Published online Oct 26, 2019. doi: 10.12998/wjcc.v7.i20.3296
Peer-review started: April 30, 2019
First decision: September 9, 2019
Revised: September 19, 2019
Accepted: September 25, 2019
Article in press: September 25, 2019
Published online: October 26, 2019
Processing time: 179 Days and 12.5 Hours
The de Winter electrocardiography (ECG) pattern is a sign that implies proximal left anterior descending coronary artery occlusion in patients with chest pain. The previous view was that the de Winter ECG pattern is static.
A 65-year-old man presented with sudden chest pain at rest associated with diaphoresis for 55 min. The first ECG showed only T-wave inversion in III and aVF leads. Another ECG was performed at the 100th minute, showing upsloping ST segments depressed with tall and symmetrical T waves in the precordial leads; the J point was raised by 0.1 mV at the aVR lead. The patient was referred to our catheterization laboratory. A third ECG showed ST segment elevation by 0.2 mV in the I and aVL leads. The patient underwent emergency coronary angiography, which revealed complete proximal left anterior descending coronary (LAD) occlusion. The second patient presented with a 1-h history of sudden-onset, severe, substernal crushing chest pain. The first ECG showed ST-segment elevation (0.1–1.7 mV) in I, aVL, and precordial leads. The patient was referred to the catheterization laboratory. On arrival, his symptoms alleviated, and ECG showed that the ST-segments had significantly fallen back. The third ECG showed a typical de Winter pattern. Coronary angiography revealed 99% stenosis of the middle LAD.

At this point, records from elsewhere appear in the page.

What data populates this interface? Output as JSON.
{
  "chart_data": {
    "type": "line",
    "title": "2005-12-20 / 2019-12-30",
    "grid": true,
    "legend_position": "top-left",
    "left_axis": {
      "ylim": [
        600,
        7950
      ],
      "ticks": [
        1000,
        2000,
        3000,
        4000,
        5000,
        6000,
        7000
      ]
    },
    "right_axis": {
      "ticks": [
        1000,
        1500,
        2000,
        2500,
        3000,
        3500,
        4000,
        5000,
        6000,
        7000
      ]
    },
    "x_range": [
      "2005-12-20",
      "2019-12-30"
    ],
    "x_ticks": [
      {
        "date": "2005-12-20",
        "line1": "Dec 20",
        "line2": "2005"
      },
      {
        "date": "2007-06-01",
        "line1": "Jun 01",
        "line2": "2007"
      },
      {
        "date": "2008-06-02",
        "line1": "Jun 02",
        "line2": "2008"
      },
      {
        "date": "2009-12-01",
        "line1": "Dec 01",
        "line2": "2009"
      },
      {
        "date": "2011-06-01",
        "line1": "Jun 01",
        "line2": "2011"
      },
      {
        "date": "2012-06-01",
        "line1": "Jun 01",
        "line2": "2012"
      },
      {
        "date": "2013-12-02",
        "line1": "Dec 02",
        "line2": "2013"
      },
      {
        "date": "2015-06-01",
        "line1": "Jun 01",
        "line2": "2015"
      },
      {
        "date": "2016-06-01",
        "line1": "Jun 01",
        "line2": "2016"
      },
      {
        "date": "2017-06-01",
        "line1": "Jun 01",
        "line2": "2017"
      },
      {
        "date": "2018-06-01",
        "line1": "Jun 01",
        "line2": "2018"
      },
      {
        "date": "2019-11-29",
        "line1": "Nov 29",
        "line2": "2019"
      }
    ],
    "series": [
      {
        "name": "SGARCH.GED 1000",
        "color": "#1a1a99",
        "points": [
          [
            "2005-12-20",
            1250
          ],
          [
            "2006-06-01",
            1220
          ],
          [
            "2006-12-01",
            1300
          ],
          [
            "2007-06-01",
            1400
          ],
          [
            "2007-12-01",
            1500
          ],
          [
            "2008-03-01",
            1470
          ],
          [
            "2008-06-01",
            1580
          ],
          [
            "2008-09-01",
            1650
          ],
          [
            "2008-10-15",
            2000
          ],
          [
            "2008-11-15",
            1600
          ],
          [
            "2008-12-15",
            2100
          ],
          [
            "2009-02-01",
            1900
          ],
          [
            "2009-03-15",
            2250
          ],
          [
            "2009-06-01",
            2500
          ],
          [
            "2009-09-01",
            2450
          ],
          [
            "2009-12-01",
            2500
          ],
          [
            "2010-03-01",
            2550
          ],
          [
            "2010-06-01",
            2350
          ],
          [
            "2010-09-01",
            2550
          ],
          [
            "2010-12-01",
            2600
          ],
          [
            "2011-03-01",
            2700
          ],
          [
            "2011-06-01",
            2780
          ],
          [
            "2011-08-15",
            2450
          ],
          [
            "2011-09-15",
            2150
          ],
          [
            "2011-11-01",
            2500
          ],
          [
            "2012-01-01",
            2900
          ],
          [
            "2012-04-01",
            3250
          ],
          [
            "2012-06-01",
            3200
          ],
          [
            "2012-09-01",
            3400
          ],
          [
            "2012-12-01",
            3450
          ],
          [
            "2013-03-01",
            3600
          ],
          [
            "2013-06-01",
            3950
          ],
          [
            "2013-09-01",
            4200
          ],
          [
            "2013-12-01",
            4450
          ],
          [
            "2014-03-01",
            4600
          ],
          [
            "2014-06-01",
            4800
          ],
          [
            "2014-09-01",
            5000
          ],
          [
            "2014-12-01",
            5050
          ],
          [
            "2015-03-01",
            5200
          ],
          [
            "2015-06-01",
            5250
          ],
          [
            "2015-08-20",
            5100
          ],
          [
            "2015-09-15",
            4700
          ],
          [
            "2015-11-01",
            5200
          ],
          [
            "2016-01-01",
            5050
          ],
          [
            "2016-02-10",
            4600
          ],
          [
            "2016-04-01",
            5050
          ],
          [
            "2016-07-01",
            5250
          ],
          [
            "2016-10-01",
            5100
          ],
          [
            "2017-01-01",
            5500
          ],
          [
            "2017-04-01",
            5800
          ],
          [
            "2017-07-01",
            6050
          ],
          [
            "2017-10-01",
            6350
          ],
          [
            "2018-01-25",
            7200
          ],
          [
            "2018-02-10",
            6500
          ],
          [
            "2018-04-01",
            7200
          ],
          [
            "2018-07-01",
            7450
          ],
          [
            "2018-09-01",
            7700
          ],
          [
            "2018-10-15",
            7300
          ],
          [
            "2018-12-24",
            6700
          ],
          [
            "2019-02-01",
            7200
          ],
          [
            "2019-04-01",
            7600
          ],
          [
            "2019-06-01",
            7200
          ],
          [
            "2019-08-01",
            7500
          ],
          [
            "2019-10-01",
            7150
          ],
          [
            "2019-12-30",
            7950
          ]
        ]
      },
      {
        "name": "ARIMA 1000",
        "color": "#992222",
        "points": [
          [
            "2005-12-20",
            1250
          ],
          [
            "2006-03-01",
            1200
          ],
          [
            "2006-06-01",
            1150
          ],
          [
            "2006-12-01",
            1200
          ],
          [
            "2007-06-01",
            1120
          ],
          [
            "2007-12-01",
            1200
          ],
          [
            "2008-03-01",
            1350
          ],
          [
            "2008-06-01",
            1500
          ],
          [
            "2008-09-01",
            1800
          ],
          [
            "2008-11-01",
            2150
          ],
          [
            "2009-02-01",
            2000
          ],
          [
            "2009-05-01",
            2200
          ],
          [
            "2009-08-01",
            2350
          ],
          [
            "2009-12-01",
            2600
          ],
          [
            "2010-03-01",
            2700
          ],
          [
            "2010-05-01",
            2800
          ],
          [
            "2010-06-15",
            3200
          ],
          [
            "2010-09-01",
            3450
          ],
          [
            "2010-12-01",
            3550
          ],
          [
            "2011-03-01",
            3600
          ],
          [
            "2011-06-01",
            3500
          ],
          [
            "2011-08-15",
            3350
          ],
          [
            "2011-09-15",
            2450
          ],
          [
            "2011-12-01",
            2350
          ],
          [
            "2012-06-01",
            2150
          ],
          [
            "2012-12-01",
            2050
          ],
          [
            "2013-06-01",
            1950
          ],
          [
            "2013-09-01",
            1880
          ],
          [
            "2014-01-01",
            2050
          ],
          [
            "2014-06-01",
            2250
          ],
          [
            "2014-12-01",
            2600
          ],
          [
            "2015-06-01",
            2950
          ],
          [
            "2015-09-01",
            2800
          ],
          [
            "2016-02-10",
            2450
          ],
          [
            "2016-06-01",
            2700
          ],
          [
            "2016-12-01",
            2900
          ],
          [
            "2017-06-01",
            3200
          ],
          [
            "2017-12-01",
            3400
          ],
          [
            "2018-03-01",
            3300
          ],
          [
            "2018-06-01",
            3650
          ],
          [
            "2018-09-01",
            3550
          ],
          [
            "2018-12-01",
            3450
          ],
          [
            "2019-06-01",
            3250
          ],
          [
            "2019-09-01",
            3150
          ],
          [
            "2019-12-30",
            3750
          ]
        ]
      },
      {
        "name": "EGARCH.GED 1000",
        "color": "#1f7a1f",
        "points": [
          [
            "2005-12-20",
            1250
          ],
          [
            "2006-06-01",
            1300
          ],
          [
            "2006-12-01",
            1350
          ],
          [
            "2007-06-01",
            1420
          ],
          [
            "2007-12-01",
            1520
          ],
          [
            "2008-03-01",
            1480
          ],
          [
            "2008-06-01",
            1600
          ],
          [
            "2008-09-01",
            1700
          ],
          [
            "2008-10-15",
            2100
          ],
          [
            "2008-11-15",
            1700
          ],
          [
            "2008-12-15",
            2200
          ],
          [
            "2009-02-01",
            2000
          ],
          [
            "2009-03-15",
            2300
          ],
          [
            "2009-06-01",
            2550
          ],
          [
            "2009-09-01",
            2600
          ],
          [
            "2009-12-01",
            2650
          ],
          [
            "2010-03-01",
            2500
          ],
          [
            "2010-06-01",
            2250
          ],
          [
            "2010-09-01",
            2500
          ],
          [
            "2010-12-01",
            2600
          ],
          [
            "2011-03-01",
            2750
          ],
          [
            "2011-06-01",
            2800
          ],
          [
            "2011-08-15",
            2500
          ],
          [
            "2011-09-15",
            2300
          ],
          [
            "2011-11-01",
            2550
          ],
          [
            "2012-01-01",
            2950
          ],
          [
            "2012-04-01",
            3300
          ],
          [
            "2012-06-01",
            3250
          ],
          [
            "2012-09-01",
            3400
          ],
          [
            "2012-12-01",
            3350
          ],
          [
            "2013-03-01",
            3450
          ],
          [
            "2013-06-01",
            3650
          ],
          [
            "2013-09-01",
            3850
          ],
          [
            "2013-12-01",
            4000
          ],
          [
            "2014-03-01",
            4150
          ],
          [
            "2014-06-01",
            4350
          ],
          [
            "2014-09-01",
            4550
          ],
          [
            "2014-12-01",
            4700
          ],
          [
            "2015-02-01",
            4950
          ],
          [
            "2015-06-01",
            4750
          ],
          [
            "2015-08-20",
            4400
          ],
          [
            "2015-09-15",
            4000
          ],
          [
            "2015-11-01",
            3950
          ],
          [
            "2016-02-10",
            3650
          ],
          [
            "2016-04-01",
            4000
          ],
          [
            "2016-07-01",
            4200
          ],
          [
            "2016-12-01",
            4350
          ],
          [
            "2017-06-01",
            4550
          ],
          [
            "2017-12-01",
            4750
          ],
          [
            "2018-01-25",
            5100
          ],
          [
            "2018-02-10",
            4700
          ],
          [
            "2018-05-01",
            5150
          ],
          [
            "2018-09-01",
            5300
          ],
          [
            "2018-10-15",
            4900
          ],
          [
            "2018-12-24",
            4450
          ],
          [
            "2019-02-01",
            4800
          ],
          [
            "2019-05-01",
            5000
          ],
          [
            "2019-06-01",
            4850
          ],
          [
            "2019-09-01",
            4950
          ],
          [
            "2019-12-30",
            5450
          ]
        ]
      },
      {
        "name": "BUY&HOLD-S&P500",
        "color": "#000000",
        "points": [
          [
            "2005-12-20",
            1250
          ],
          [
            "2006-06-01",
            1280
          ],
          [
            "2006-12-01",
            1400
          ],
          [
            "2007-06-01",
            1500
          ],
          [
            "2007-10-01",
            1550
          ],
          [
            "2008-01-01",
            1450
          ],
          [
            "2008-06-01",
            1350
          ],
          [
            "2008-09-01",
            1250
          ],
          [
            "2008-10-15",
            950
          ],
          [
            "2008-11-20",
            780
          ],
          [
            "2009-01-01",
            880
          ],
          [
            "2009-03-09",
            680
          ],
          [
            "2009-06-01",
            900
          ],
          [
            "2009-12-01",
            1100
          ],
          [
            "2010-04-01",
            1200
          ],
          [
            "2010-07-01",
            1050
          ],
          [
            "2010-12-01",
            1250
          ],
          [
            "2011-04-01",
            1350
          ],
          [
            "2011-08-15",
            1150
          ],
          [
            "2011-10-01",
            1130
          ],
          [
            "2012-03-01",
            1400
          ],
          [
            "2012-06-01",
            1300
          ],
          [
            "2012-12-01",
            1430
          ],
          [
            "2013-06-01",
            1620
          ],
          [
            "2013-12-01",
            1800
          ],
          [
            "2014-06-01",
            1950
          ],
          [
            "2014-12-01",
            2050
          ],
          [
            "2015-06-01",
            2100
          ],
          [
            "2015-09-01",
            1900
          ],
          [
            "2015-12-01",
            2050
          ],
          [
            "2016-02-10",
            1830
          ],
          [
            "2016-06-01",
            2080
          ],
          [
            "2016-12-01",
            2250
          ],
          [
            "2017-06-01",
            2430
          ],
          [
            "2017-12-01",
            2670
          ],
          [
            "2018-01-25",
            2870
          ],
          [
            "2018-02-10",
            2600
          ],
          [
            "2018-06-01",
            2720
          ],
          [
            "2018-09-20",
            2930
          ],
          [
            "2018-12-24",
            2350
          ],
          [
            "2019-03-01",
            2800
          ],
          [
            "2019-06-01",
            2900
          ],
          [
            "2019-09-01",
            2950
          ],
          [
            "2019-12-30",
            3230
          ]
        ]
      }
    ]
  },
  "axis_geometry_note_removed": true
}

The de Winter ECG pattern is transient and dynamic, and it reflects proximal or mid-LAD subtotal occlusion rather than total occlusion.
Core tip: The de Winter electrocardiography pattern is a sign that implies proximal left anterior descending coronary artery occlusion in patients with chest pain. The classic thinking of the de Winter pattern is that it represents a static situation. Our cases demonstrate that de Winter and ST-segment elevation myocardial infarction represent a dynamic spectrum that may evolve in either direction, i.e., toward coronary vessel occlusion or toward thrombolysis.